Supporting actress, “The Last Picture Show” (1971):

“I was walking out to my limousine, all dressed and ready, and Morgan, my 8 -year-old son, called out the door, ‘Don’t forget the bread!’ I said, ‘OK. Bye.’

“I couldn’t write a speech. It was hopeless. Just before the category came up, I said to my former husband, who was with me, ‘Oh my God, George, what if I win?’ He said, ‘Thank your former teachers.’ Then … the winner is … and time stopped. I thought maybe I didn’t hear it right. While 100% of me was prepared to win, 100% of me said, ‘No way in hell’ – a complete dichotomy – and Ellen Burstyn had won with the New York Critics and Ann-Margret had gotten the Golden Globe. But the applause was so thunderous that I was blown off the ground. It was thrilling, just thrilling. I felt like Sally Field: ‘You really like me.’ “

KARL MALDEN

Supporting actor,

“A Streetcar Named

Desire” (1951):

“The Oscar is a great honor. But from a career standpoint, it didn’t boost me up. I had just signed a seven-year contract with Warner Bros. and I wasn’t rebellious. And they were good to me. I didn’t have to repeat the same kind of heavies I had been playing. But a result was that they tried to make a leading man out of me and I did pictures with Rosalind Russell and Claudette Colbert and Bette Davis. But I was out of my element. I’m a character actor. It was like I had to be a leading man because of it.

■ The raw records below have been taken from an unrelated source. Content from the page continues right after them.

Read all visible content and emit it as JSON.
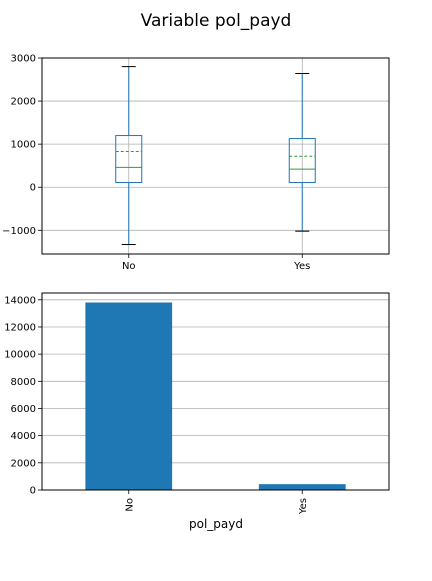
{
  "suptitle": "Variable pol_payd",
  "colors": {
    "box": "#1f77b4",
    "median": "#2ca02c",
    "mean": "#2ca02c",
    "bar": "#1f77b4",
    "grid": "#b0b0b0"
  },
  "chart_data": [
    {
      "type": "box",
      "categories": [
        "No",
        "Yes"
      ],
      "ylim": [
        -1550,
        3000
      ],
      "yticks": [
        3000,
        2000,
        1000,
        0,
        -1000
      ],
      "ytick_labels": [
        "3000",
        "2000",
        "1000",
        "0",
        "−1000"
      ],
      "grid": true,
      "boxes": [
        {
          "whisker_low": -1330,
          "q1": 110,
          "median": 460,
          "mean": 830,
          "q3": 1200,
          "whisker_high": 2800
        },
        {
          "whisker_low": -1020,
          "q1": 110,
          "median": 420,
          "mean": 720,
          "q3": 1130,
          "whisker_high": 2640
        }
      ]
    },
    {
      "type": "bar",
      "categories": [
        "No",
        "Yes"
      ],
      "values": [
        13800,
        430
      ],
      "ylim": [
        0,
        14500
      ],
      "yticks": [
        0,
        2000,
        4000,
        6000,
        8000,
        10000,
        12000,
        14000
      ],
      "ytick_labels": [
        "0",
        "2000",
        "4000",
        "6000",
        "8000",
        "10000",
        "12000",
        "14000"
      ],
      "xlabel": "pol_payd",
      "grid": true
    }
  ]
}
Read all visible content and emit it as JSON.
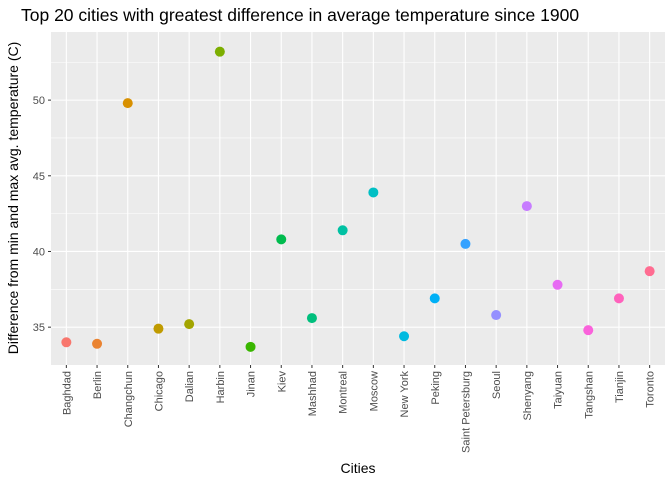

“But I’ll tell you something about winning the Oscar. I personally feel that a lot of people who win feel like, OK, now’s the time to wait for that career part, that fabulous, immortal part. And they wait themselves out of the business. I was a workaholic. I never felt I had to wait. I never wanted to. You can’t wait. In order to hit those home runs, you have to go to bat often.”

GREGORY PECK

Actor, “To Kill a

Mockingbird” (1962):

“On Oscar night, 1963, I carried a rabbit’s foot, given to me by my little girl, Cecilia, and a pocket watch, which had belonged to Harper Lee’s father – the real Atticus Finch. They worked. Harper and I have remained close friends. Not long ago, I said to her, ‘OK, you won an Oscar for me 34 years ago. What have you done for me lately?’ Don’t believe that an Academy Award isn’t a very nice thing to have. It makes a difference.”

CLIFF ROBERTSON

Best actor, Charly (1968)

“You have to think about who received that award prior to you. Everybody gets up with that aw-shucks kind of self-imposed modesty to accept, saying, ‘all five of us deserve this,’ which can be true. But when I won the Academy Award, all I could think of is Spencer Tracy and Laurence Olivier and other actors and that my name is now listed with them.

“The other thing about when I won was the competition that year — Peter O’Toole, Alan Arkin, Alan Bates and Ron Moody. They said it was the stiffest competition ever. We made a modest little picture and had no money to spare on publicity. So, it was very Earth-shaking when I won.

“The Oscar stayed in my agent’s office for two years until my then wife, Dina Merril, finally brought it home. It’s now in my house on Long Island.”

JON VOIGHT

Best Actor,

“Coming Home” (1978)

“The Oscar is in our industry the expression of an appreciation of excellence. It promotes high standards. And, as far as many of the movies I’ve made, which didn’t immediately seem to have commercial potential, the possibility for Oscar-caliber work within them became a reason that they got made at all.

“For a person to get one, it’s a fortunate blessing. It’s a dream come true. We have been raised in a culture in which it means the apex of our industry. It celebrates what we do and it allows us once a year to turn into children a little bit.”